Die Entwicklung diversitätssensibler Schulen stellt große Anforderungen an die Einzelschule und ihre Akteur:innen. Nachhaltige Veränderungen versprechen Schulentwicklungsprozesse, die an standortspezifischen Bedingungen, Bedarfen sowie Ressourcen ausgerichtet sind. Der Ansatz der Sozialraumorientierten Schulentwicklung zielt darauf, vorhandene sozialräumliche Konstellationen systematisch einzubeziehen und zum Ausgangspunkt reflektierter und kooperativer Schulentwicklungsprozesse zu machen.

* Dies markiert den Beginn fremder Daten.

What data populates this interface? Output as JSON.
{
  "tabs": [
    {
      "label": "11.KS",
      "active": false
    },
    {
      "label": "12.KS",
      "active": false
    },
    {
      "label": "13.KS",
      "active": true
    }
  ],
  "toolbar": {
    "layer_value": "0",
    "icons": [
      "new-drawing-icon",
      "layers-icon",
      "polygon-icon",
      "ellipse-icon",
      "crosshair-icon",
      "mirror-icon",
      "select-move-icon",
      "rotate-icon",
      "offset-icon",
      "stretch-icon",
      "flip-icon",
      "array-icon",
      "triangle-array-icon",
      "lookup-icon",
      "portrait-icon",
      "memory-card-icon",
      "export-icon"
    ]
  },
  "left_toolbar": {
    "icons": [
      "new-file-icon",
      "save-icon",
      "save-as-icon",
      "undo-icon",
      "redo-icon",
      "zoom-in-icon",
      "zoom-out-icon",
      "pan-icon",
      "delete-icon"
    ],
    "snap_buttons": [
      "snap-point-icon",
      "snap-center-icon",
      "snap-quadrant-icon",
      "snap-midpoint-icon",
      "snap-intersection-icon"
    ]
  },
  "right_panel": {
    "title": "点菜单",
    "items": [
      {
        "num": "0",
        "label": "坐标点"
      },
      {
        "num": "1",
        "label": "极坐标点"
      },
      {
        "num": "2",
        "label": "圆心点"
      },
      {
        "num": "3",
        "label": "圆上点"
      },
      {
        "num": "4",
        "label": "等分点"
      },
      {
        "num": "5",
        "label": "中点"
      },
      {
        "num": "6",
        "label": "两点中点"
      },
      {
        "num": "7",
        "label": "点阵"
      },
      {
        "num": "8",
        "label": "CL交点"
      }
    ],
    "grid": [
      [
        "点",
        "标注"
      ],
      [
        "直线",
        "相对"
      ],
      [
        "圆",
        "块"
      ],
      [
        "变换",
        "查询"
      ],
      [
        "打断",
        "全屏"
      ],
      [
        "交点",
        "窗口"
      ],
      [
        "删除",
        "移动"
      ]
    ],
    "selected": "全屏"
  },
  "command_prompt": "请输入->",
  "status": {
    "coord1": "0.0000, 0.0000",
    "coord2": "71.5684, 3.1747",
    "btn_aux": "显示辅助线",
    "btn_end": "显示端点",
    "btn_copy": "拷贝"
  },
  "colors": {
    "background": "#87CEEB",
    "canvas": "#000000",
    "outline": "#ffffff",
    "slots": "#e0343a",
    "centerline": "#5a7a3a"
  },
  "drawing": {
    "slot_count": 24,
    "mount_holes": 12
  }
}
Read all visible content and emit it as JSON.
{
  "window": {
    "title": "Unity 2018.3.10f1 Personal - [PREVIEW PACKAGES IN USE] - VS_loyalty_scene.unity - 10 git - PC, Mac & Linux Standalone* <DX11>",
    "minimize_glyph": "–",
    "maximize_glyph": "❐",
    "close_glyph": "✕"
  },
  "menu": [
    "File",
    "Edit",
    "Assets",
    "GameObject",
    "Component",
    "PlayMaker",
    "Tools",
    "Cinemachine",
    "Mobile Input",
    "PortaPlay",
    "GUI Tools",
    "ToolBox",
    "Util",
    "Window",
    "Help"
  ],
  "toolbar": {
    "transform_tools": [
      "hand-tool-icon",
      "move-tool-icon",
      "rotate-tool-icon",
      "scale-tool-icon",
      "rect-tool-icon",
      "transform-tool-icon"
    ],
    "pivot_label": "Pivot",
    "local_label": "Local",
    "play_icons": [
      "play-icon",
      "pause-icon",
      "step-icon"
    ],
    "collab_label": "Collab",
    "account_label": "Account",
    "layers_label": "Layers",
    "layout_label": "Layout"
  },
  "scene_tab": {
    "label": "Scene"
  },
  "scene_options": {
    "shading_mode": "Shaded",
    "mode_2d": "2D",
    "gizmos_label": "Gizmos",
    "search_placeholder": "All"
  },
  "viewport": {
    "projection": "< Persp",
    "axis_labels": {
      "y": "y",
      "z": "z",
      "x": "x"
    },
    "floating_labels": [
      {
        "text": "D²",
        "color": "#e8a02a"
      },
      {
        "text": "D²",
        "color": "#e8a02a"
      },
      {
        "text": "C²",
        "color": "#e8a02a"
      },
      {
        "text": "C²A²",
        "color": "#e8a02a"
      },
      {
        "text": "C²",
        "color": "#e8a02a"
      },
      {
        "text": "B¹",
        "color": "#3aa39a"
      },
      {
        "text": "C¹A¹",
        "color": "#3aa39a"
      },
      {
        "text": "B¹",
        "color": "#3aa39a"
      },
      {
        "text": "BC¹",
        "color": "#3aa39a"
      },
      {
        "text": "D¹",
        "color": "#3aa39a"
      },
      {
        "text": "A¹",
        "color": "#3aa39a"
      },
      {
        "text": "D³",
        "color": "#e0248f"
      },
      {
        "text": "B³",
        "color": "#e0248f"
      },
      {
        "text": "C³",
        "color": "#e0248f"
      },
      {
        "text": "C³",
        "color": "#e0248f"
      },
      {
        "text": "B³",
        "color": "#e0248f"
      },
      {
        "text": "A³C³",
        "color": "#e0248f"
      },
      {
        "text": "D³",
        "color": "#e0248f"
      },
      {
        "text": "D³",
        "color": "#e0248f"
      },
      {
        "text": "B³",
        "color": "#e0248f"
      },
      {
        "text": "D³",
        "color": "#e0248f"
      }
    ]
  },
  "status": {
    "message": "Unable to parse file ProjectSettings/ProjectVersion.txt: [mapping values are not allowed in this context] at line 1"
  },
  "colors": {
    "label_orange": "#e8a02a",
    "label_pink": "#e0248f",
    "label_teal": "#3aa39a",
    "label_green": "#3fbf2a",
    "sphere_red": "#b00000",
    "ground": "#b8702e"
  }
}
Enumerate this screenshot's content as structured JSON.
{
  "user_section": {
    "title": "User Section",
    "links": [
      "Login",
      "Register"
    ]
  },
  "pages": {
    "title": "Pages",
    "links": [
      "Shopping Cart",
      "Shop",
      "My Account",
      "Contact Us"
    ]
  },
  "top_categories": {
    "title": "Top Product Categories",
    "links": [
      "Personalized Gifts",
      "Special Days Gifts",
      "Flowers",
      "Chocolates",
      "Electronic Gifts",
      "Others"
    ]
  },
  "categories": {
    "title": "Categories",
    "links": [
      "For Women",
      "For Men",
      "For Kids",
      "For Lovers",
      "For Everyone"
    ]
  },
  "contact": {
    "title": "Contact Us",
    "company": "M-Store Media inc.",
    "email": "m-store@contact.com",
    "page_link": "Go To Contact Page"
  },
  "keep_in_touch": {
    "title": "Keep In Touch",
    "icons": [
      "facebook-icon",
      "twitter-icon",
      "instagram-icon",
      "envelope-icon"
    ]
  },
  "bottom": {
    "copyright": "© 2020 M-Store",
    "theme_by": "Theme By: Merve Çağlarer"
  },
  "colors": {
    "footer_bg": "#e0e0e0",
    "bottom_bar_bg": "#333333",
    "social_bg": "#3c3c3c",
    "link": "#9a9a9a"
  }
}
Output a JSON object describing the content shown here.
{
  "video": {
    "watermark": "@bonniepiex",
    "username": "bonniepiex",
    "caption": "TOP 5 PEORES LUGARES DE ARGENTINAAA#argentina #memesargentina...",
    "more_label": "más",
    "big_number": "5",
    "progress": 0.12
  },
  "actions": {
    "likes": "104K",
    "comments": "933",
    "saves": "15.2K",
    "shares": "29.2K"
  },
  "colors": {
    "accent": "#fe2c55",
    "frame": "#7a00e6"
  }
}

Näheres zum Thema (Super-)Diversität
Im Zuge migrationsgesellschaftlicher Entwicklungen zeigt sich in Deutschland eine zunehmende Diversität innerhalb migrantischer Gruppen. Mit dem Begriff der Diversität wird die Vielfalt der Menschen auf zentrale Dimensionen (u.a. kulturelle Herkunft oder Religionszugehörigkeit) heruntergebrochen (Franken, 2015). Der Begriff Superdiversität hingegen wird verwendet, wenn unter Gesellschaftsmitgliedern, etwa in einer Schulklasse, keine numerische ethnische, (sozio-)kulturelle oder nationale Mehrheit existiert (Schneider, 2020). Danach können sich auch Menschen aus einem Herkunftsland, also vermeintlich homogene Gruppen, hinsichtlich einer Vielzahl von Dimensionen sowie deren Überschneidungen voneinander unterscheiden. Dabei ist die Vielfalt in Bezug auf Herkunft, Religion und Sprache unter Kindern in Deutschland besonders stark ausgeprägt (El-Mafaalani, 2025).
Projektzusammenhang
Das Teilprojekt Sozialraumorientierte Schulentwicklung ist im Rahmen des Projektverbunds DigiSchuKuMPK angesiedelt, der auf eine digitalisierungsbezogene und digital gestützte Professionalisierung von Lehrkräften und weiterem pädagogisch tätigen Personal an ganztägigen inklusiven Grundschulen zielt. Dieser Projektverbund besteht aus mehreren Communities of Practice (CoP), in denen Vertreter:innen aus Wissenschaft und Schulpraxis in sog. Entwicklungswerkstätten an unterschiedlichen Themen ko-konstruktiv zusammengearbeitet haben. CoP 2 zielte unter Beteiligung von drei Hochschulstandorten und neun Projektschulen darauf, sozialräumliche Herausforderungen zu identifizieren, Handlungsstrategien in multiprofessionellen Teams zu entwickeln und sozialraumorientierte Schulentwicklungsprozesse zu initiieren.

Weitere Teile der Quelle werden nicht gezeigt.